The Southcentral Foundation's Child Abuse Awareness Walk was the reason for Monday's stroll around the Alaska Native Medical Center.
"We want it ended; I'm proud of Alaska Native people rising up and breaking silence," said foundation President Katherine Gottlieb, among those who shared their stories about child abuse and sexual assault.
"We had barricaded the doors with everything we could find," said Dr. Mara Kimmel, the wife of Anchorage Mayor Ethan Berkowitz, recalling an encounter years ago in a cabin near Fairbanks. "Because my best friend's husband was coming after her, and we didn't know where he was, we didn't know what to do."
"Domestic violence, child abuse is not an Alaska Native/American Indian problem; it's a human problem," said Lu-Anne Haukaas with the foundation's Family Wellness Warriors initiative, which works with victims.
"We go to the root, we look at the root, because oftentimes we find that trauma, that violence, that abuse, that's just a cycle that keeps repeating itself," Haukaas said. "So, we want to get to the root of that, and share our stories, so that we can heal and stop that cycle of violence."

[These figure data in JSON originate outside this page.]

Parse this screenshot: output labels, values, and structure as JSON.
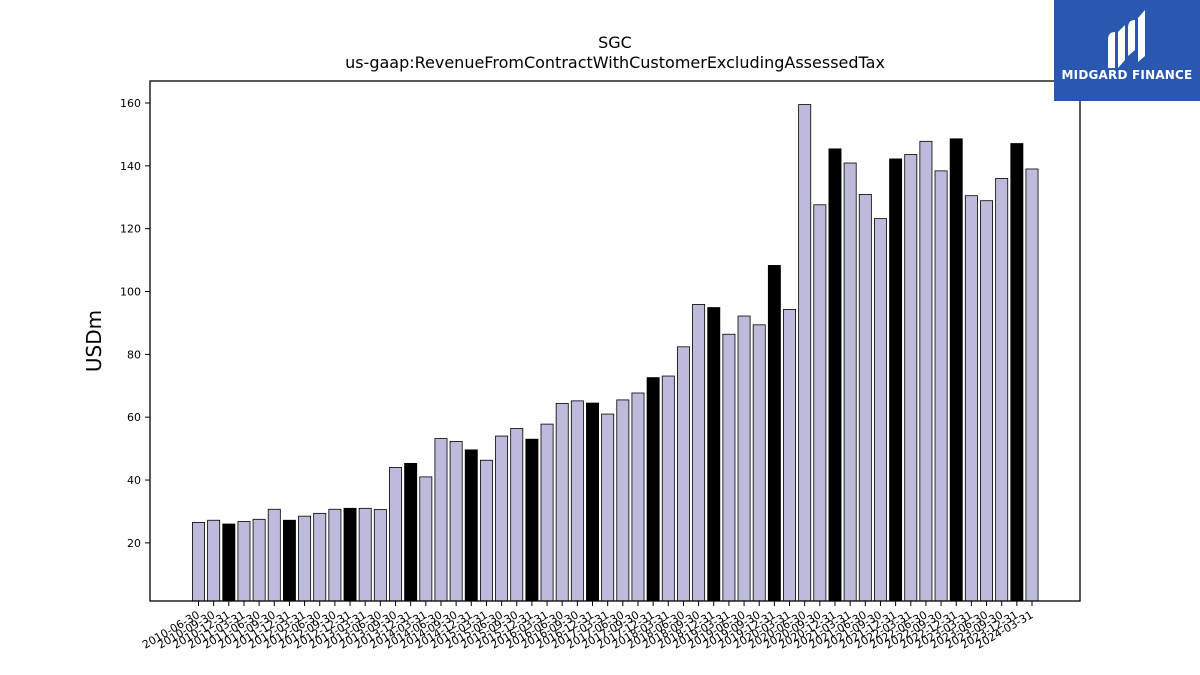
{
  "brand": {
    "name": "MIDGARD FINANCE",
    "logo_icon": "midgard-logo-icon",
    "background_color": "#2a57b0"
  },
  "chart_data": {
    "type": "bar",
    "title": "SGC",
    "subtitle": "us-gaap:RevenueFromContractWithCustomerExcludingAssessedTax",
    "xlabel": "",
    "ylabel": "USDm",
    "ylim": [
      1.5,
      167
    ],
    "yticks": [
      20,
      40,
      60,
      80,
      100,
      120,
      140,
      160
    ],
    "colors": {
      "quarter": "#bdbbdb",
      "fiscal_year_end": "#000000",
      "edge": "#000000"
    },
    "categories": [
      "2010-06-30",
      "2010-09-30",
      "2010-12-31",
      "2011-03-31",
      "2011-06-30",
      "2011-09-30",
      "2011-12-31",
      "2012-03-31",
      "2012-06-30",
      "2012-09-30",
      "2012-12-31",
      "2013-03-31",
      "2013-06-30",
      "2013-09-30",
      "2013-12-31",
      "2014-03-31",
      "2014-06-30",
      "2014-09-30",
      "2014-12-31",
      "2015-03-31",
      "2015-06-30",
      "2015-09-30",
      "2015-12-31",
      "2016-03-31",
      "2016-06-30",
      "2016-09-30",
      "2016-12-31",
      "2017-03-31",
      "2017-06-30",
      "2017-09-30",
      "2017-12-31",
      "2018-03-31",
      "2018-06-30",
      "2018-09-30",
      "2018-12-31",
      "2019-03-31",
      "2019-06-30",
      "2019-09-30",
      "2019-12-31",
      "2020-03-31",
      "2020-06-30",
      "2020-09-30",
      "2020-12-31",
      "2021-03-31",
      "2021-06-30",
      "2021-09-30",
      "2021-12-31",
      "2022-03-31",
      "2022-06-30",
      "2022-09-30",
      "2022-12-31",
      "2023-03-31",
      "2023-06-30",
      "2023-09-30",
      "2023-12-31",
      "2024-03-31"
    ],
    "values": [
      26.5,
      27.2,
      26.0,
      26.8,
      27.5,
      30.7,
      27.2,
      28.5,
      29.4,
      30.7,
      31.0,
      31.0,
      30.6,
      44.0,
      45.3,
      41.0,
      53.2,
      52.3,
      49.6,
      46.3,
      54.0,
      56.4,
      53.0,
      57.8,
      64.4,
      65.2,
      64.5,
      61.0,
      65.5,
      67.7,
      72.6,
      73.1,
      82.4,
      95.9,
      94.9,
      86.4,
      92.2,
      89.4,
      108.3,
      94.3,
      159.5,
      127.6,
      145.4,
      140.9,
      130.9,
      123.2,
      142.2,
      143.6,
      147.8,
      138.4,
      148.6,
      130.5,
      128.9,
      136.0,
      147.1,
      139.0
    ],
    "highlight_indices": [
      2,
      6,
      10,
      14,
      18,
      22,
      26,
      30,
      34,
      38,
      42,
      46,
      50,
      54
    ]
  }
}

As a survivor herself, Haukaas speaks from experience.
"I experienced child sexual abuse from the ages of 5, all the way up to around 16 years old," Haukaas said.
It took her about seven years to tell her story.
"People held things in secret," Haukaas said. "And so I held that story in secret until I came actually here, to Southcentral Foundation, and I've been able to share my story in safety."
These people also want to help victims of sexual assault and child abuse, one step at a time.